The closest Simes comes to free-form poetry is when he is talking about this or doing it. "It is like...mm, boy...it is like an explosion of everything inside of you," he says, holding his hands clenched into fists in front of him. "You have your bike adjusted so that you are not riding it at all. You are running on the pedals. The tension is building, building there inside of you. Then someone makes his move—the snap—and there is the big, wild blur. The tires are going zsssssh, and they sound like white noise!"

When he is racing, listening to the white noise, Simes wears a deceptively dreamy expression, turning his head first to check the rider in front of him, then the man in back. When he is exploding toward the finish line the look changes abruptly (his mother cannot stand to see him this way and seldom attends the races) to one of happy savagery. His head is pulled back until it comes directly from his shoulders with no neck; his teeth are bared and clenched, his eyes slitted.
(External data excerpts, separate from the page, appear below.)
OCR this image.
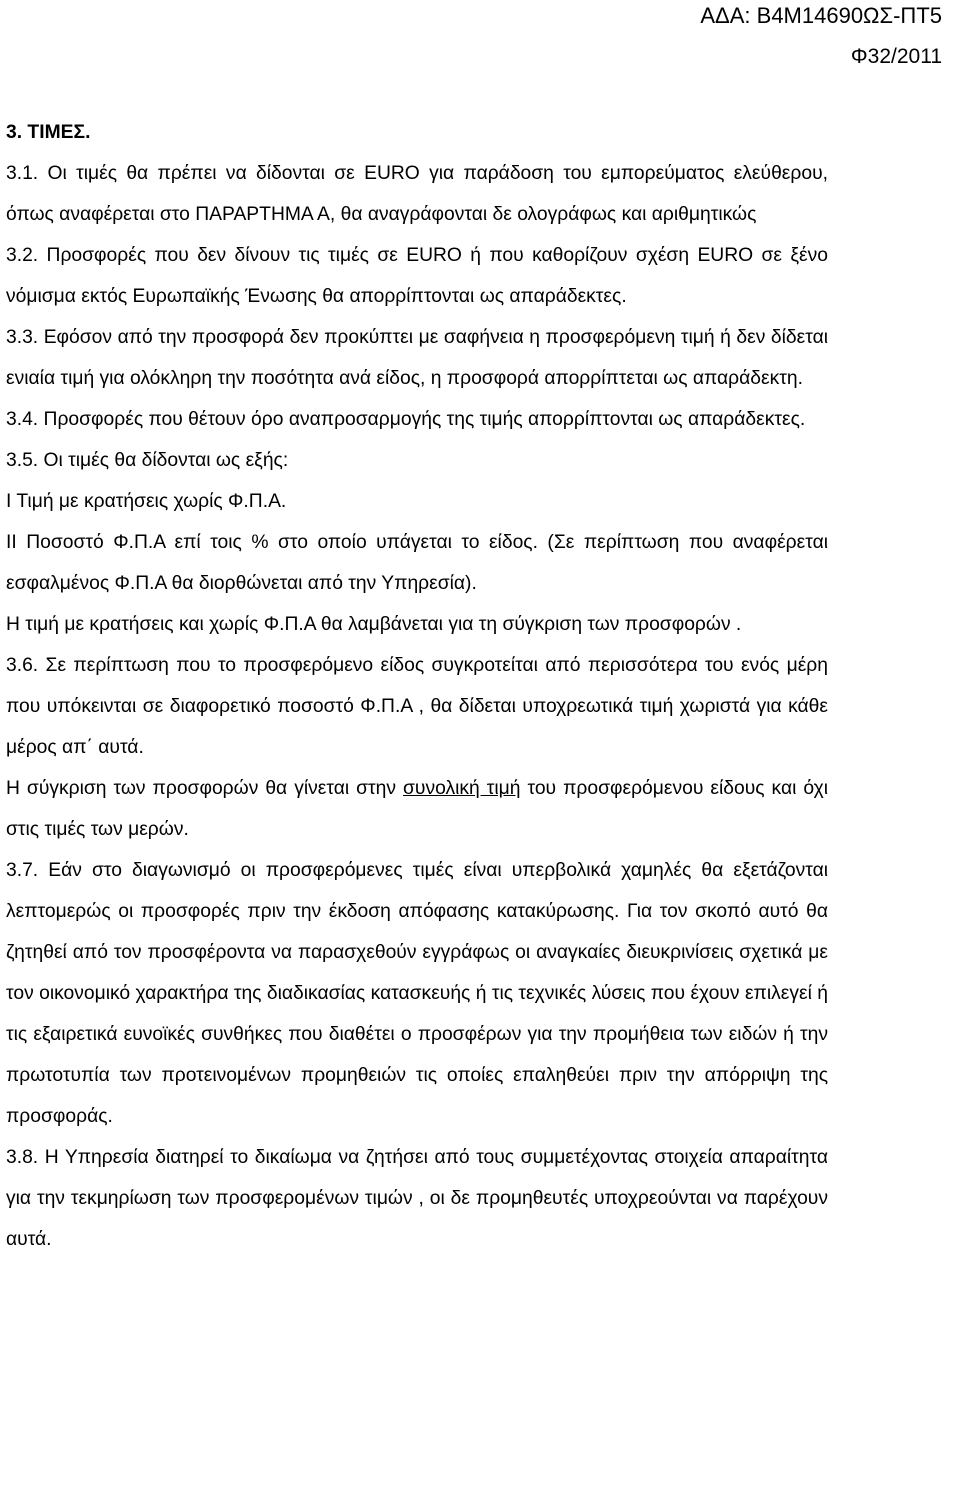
ΑΔΑ: Β4Μ14690ΩΣ-ΠΤ5
Φ32/2011

3. ΤΙΜΕΣ.

3.1. Οι τιμές θα πρέπει να δίδονται σε EURO για παράδοση του εμπορεύματος ελεύθερου, όπως αναφέρεται στο ΠΑΡΑΡΤΗΜΑ Α, θα αναγράφονται δε ολογράφως και αριθμητικώς

3.2. Προσφορές που δεν δίνουν τις τιμές σε EURO ή που καθορίζουν σχέση EURO σε ξένο νόμισμα εκτός Ευρωπαϊκής Ένωσης θα απορρίπτονται ως απαράδεκτες.

3.3. Εφόσον από την προσφορά δεν προκύπτει με σαφήνεια η προσφερόμενη τιμή ή δεν δίδεται ενιαία τιμή για ολόκληρη την ποσότητα ανά είδος, η προσφορά απορρίπτεται ως απαράδεκτη.

3.4. Προσφορές που θέτουν όρο αναπροσαρμογής της τιμής απορρίπτονται ως απαράδεκτες.

3.5. Οι τιμές θα δίδονται ως εξής:

Ι Τιμή με κρατήσεις χωρίς Φ.Π.Α.

ΙΙ Ποσοστό Φ.Π.Α επί τοις % στο οποίο υπάγεται το είδος. (Σε περίπτωση που αναφέρεται εσφαλμένος Φ.Π.Α θα διορθώνεται από την Υπηρεσία).

Η τιμή με κρατήσεις και χωρίς Φ.Π.Α θα λαμβάνεται για τη σύγκριση των προσφορών .

3.6. Σε περίπτωση που το προσφερόμενο είδος συγκροτείται από περισσότερα του ενός μέρη που υπόκεινται σε διαφορετικό ποσοστό Φ.Π.Α , θα δίδεται υποχρεωτικά τιμή χωριστά για κάθε μέρος απ΄ αυτά.

Η σύγκριση των προσφορών θα γίνεται στην συνολική τιμή του προσφερόμενου είδους και όχι στις τιμές των μερών.

3.7. Εάν στο διαγωνισμό οι προσφερόμενες τιμές είναι υπερβολικά χαμηλές θα εξετάζονται λεπτομερώς οι προσφορές πριν την έκδοση απόφασης κατακύρωσης. Για τον σκοπό αυτό θα ζητηθεί από τον προσφέροντα να παρασχεθούν εγγράφως οι αναγκαίες διευκρινίσεις σχετικά με τον οικονομικό χαρακτήρα της διαδικασίας κατασκευής ή τις τεχνικές λύσεις που έχουν επιλεγεί ή τις εξαιρετικά ευνοϊκές συνθήκες που διαθέτει ο προσφέρων για την προμήθεια των ειδών ή την πρωτοτυπία των προτεινομένων προμηθειών τις οποίες επαληθεύει πριν την απόρριψη της προσφοράς.

3.8. Η Υπηρεσία διατηρεί το δικαίωμα να ζητήσει από τους συμμετέχοντας στοιχεία απαραίτητα για την τεκμηρίωση των προσφερομένων τιμών , οι δε προμηθευτές υποχρεούνται να παρέχουν αυτά.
"Oh, he is fierce," sighed James Rossi of Chicago, a tired 28-year-old and for five consecutive years the national champion until Simes knocked him off this season. "I saw Jackie coming on strong years ago and I always beat him, but I couldn't hold him off this season. When you are the champ everybody expects you to win, dammit. But I couldn't.

"In the Olympics," Rossi continued, "Simes will finish second and bring home a medal. Nobody else in the world can beat him. But one. Jackie is not quite strong enough yet to beat Patrick Sercu of Belgium. But he will be—in time—and he could become the world champ."